Debate on Posthumous Pardons Continues
Sen. Rodney Ellis has requested an opinion from Attorney General Abbott
Hoping to finally put the issue to rest, Sen. Rodney Ellis, D-Houston, penned a letter to Texas Attorney General Greg Abbott on July 14 asking him to weigh in on whether Gov. Rick Perry has the power under law to issue a posthumous pardon. Ellis has been trying to help the family of Timothy Cole to secure a pardon from Perry.
Cole, who died in prison while serving time for a 1985 rape in Lubbock that he did not commit, was posthumously exonerated in Travis Co.
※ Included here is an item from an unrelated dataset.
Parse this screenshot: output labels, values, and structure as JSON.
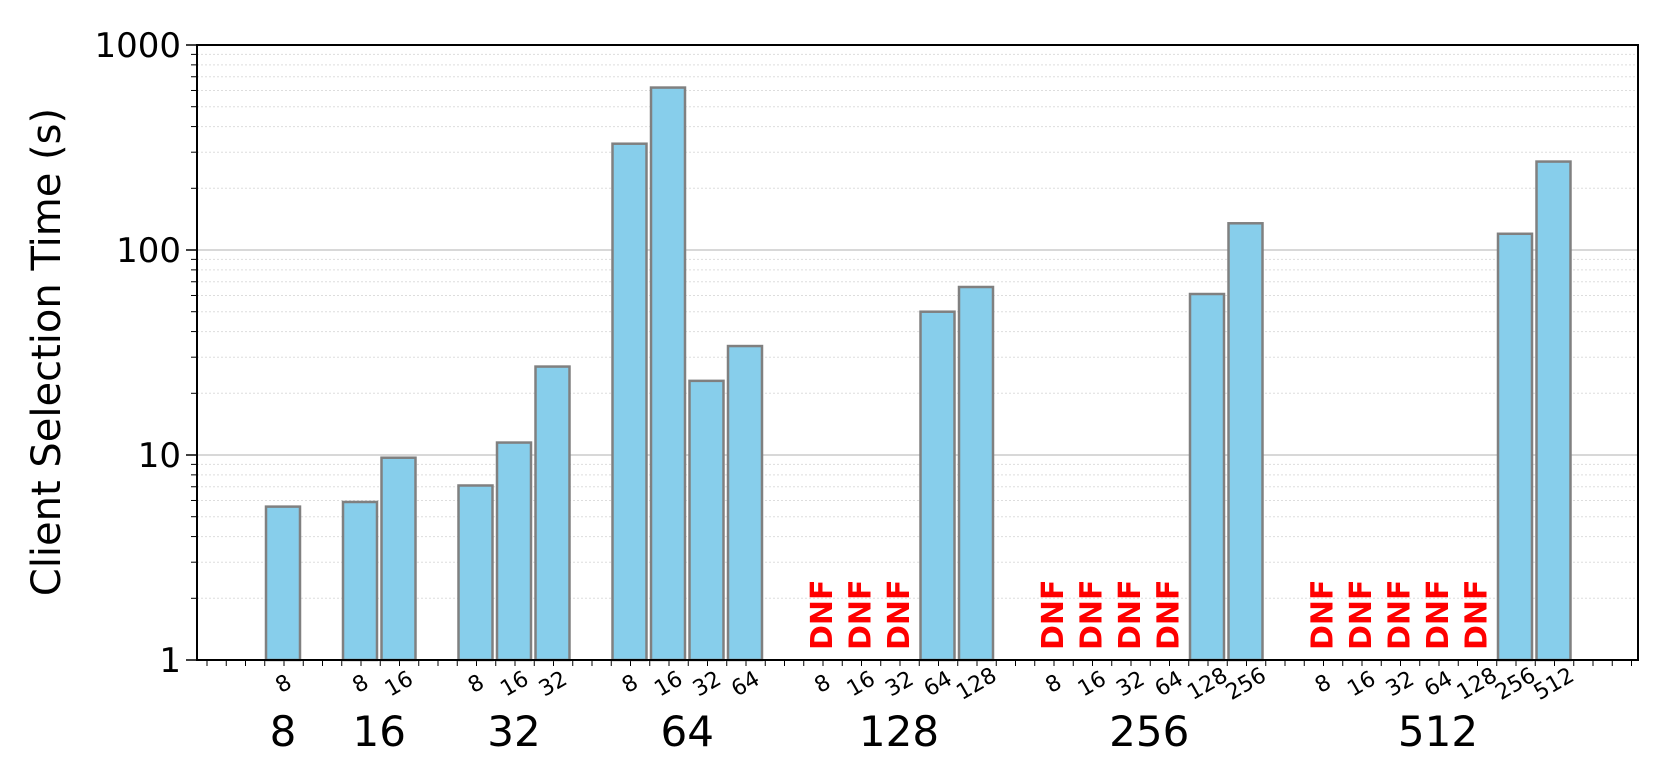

District Court earlier this year, but his family has yet to receive an official pardon. Perry spokeswoman Katherine Cesinger has claimed the law doesn't allow Perry to issue such a document. His hands are tied, she told the Chronicle earlier this month, by a 1965 A.G. opinion concluding that a pardon is not valid unless a person is alive to receive it.
Ellis and Cole's supporters say that's not the case: In his letter to Abbott, Ellis points out that Perry has already signed into law a bill (House Bill 1736, by Rep. Rafael Anchía) that would provide compensation for the family of posthumously pardoned exonerees. "While Governor Perry may have signed legislation that, at a minimum, implies a posthumous pardon is possible, he insists he cannot grant one without a constitutional amendment," Ellis wrote.
Ellis is now asking Abbott to determine whether Perry may "grant a legally effective posthumous pardon" either now or on Sept. 1, when HB 1736 takes effect, and whether the 1965 opinion of then-A.G. Waggoner Carr is "legally binding" on Perry.